In this paper, we address the challenge of generating novel views of real-world objects with limited multi-view images through our proposed approach, FewShotNeRF. Our method utilizes meta-learning to acquire optimal initialization, facilitating rapid adaptation of a Neural Radiance Field (NeRF) to specific scenes. The focus of our meta-learning process is on capturing shared geometry and textures within a category, embedded in the weight initialization. This approach expedites the learning process of NeRFs and leverages recent advancements in positional encodings to reduce the time required for fitting a NeRF to a scene, thereby accelerating the inner loop optimization of meta-learning. Notably, our method enables meta-learning on a large number of 3D scenes to establish a robust 3D prior for various categories. Through extensive evaluations on the Common Objects in 3D open source dataset, we empirically demonstrate the efficacy and potential of meta-learning in generating high-quality novel views of objects.
Paper Structure (10 sections, 8 equations, 4 figures, 4 tables)

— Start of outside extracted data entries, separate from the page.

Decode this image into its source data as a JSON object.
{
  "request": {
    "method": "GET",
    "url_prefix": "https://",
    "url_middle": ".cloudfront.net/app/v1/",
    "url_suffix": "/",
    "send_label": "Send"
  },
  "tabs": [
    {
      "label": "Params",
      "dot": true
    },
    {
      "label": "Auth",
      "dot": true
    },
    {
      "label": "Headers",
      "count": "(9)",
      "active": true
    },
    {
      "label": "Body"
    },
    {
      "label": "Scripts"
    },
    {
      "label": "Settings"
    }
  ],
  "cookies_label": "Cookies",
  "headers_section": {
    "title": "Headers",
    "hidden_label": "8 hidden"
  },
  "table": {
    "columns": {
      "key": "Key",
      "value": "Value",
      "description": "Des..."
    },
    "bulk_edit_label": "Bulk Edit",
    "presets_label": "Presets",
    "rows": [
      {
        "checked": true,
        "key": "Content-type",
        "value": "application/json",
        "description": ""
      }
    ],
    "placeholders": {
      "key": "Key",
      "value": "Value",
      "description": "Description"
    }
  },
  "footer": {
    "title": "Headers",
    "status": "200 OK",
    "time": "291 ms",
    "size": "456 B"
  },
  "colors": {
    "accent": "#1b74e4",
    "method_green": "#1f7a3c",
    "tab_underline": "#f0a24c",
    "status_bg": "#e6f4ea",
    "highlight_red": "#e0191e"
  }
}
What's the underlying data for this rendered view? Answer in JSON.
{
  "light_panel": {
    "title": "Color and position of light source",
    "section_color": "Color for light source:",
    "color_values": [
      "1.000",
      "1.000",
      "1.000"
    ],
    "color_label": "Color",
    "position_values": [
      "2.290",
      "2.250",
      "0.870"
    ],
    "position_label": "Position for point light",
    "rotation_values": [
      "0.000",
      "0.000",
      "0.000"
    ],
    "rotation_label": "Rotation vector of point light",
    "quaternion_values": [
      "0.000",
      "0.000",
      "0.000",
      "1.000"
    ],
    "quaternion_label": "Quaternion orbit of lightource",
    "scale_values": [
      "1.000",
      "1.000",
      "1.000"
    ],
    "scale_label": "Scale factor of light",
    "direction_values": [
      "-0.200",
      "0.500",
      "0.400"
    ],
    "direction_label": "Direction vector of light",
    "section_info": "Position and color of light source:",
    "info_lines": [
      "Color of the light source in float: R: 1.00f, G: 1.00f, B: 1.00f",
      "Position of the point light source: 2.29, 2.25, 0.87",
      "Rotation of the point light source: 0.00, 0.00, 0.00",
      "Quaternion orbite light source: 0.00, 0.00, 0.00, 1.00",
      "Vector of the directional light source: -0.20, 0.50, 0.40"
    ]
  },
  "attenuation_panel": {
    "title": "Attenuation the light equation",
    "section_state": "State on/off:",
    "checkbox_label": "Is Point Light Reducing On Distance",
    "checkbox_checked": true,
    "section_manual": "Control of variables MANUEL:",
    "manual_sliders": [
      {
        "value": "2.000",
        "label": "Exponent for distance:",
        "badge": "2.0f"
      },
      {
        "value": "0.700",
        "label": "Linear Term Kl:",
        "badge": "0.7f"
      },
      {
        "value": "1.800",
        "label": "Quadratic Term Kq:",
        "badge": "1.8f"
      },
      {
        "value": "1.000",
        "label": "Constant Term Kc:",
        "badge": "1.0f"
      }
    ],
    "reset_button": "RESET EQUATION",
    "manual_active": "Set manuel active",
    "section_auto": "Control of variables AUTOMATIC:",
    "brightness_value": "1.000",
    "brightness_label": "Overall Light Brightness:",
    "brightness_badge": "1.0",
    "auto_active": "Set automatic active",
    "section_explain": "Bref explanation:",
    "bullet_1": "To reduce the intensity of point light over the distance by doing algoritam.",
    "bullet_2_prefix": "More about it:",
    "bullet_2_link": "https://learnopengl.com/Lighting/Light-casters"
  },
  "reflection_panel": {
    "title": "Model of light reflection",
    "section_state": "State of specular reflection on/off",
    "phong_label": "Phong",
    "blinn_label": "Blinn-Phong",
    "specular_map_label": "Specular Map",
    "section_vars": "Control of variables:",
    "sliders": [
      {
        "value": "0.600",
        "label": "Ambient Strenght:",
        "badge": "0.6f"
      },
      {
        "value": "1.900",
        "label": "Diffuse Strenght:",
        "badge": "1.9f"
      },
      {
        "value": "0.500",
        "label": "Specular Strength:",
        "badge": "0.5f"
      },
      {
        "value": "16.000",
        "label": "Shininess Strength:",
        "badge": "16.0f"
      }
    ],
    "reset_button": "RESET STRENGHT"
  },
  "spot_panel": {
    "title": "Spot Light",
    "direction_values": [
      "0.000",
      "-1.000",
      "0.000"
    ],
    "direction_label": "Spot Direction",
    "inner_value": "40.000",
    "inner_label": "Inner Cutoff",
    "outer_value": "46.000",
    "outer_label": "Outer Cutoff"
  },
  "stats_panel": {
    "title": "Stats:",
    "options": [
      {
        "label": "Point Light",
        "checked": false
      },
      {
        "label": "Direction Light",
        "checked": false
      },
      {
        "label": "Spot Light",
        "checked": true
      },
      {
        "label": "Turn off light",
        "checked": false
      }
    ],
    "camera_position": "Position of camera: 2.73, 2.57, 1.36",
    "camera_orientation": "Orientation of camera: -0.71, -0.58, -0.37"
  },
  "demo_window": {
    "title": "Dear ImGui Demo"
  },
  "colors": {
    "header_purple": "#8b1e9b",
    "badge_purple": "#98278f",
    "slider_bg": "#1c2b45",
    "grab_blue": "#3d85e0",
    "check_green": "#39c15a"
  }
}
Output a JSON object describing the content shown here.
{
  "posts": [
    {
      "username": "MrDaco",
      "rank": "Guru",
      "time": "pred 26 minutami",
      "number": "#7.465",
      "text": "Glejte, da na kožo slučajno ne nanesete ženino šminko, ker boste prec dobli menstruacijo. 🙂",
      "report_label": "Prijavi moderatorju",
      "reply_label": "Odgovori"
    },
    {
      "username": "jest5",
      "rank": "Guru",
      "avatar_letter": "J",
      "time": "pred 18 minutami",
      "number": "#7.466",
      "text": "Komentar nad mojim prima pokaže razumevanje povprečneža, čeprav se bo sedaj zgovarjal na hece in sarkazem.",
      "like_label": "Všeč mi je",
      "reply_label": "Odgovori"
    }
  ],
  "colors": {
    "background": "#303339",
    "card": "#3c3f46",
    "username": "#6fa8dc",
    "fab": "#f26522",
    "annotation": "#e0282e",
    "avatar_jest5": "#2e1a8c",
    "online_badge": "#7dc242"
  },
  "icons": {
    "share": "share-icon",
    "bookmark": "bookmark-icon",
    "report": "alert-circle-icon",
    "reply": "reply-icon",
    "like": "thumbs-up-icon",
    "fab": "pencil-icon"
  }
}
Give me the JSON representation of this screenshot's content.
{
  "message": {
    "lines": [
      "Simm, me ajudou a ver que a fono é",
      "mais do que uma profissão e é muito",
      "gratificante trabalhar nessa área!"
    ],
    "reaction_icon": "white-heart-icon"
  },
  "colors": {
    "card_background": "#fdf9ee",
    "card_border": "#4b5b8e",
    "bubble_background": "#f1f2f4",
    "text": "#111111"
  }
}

This paper contains 10 sections, 8 equations, 4 figures, 4 tables.

Figures (4)

  • Figure 1: FewShot-NeRF: Learning Rich 3D Scenes from Minimal Camera Poses. Conventional NeRF training demands nearly 100 camera poses per scene. Our approach reduces this requirement by harnessing meta-learning to acquire an optimized initialization for NeRF. By incorporating a 3D prior into the parameter initialization, FewShot-NeRF learns a 3D scene with a minimal set of camera poses, effectively reducing frame requirements
  • Figure 2: Method Overview: (Left) Our approach is rooted in the concept of meta-learning for initialization. We dynamically adjust the initialization by shifting it closer to the optimal parameters derived from NeRFs fitted to various scenes within the same category. This update leverages an extensive range of category-related scenes to imbue geometric resemblances into the initialization. (Center) During testing, we employ 2 to 6 images from distinct viewpoints, initiating NeRF fitting with the learned initialization. (Right) The resulting NeRF model facilitates the synthesis of novel views for the depicted scene.
  • Figure 3: Evolution of PSNR Across Meta-Training Iterations. This graph illustrates the progressive increase in Peak Signal-to-Noise Ratio (PSNR) values with the number of meta-training iterations. The study includes an average of 10 scenes per category, highlighting the consistent improvement in image quality achieved through the iterative meta-training process.
  • Figure 4: This sequence of images illustrates the qualitative progress achieved across four categories - hydrant, apple, ball, and donut. Beginning with the training input, followed by novel views generated using only 2, 3, and 6 training images, we witness the model's ability to enhance realism and accuracy in novel view generation.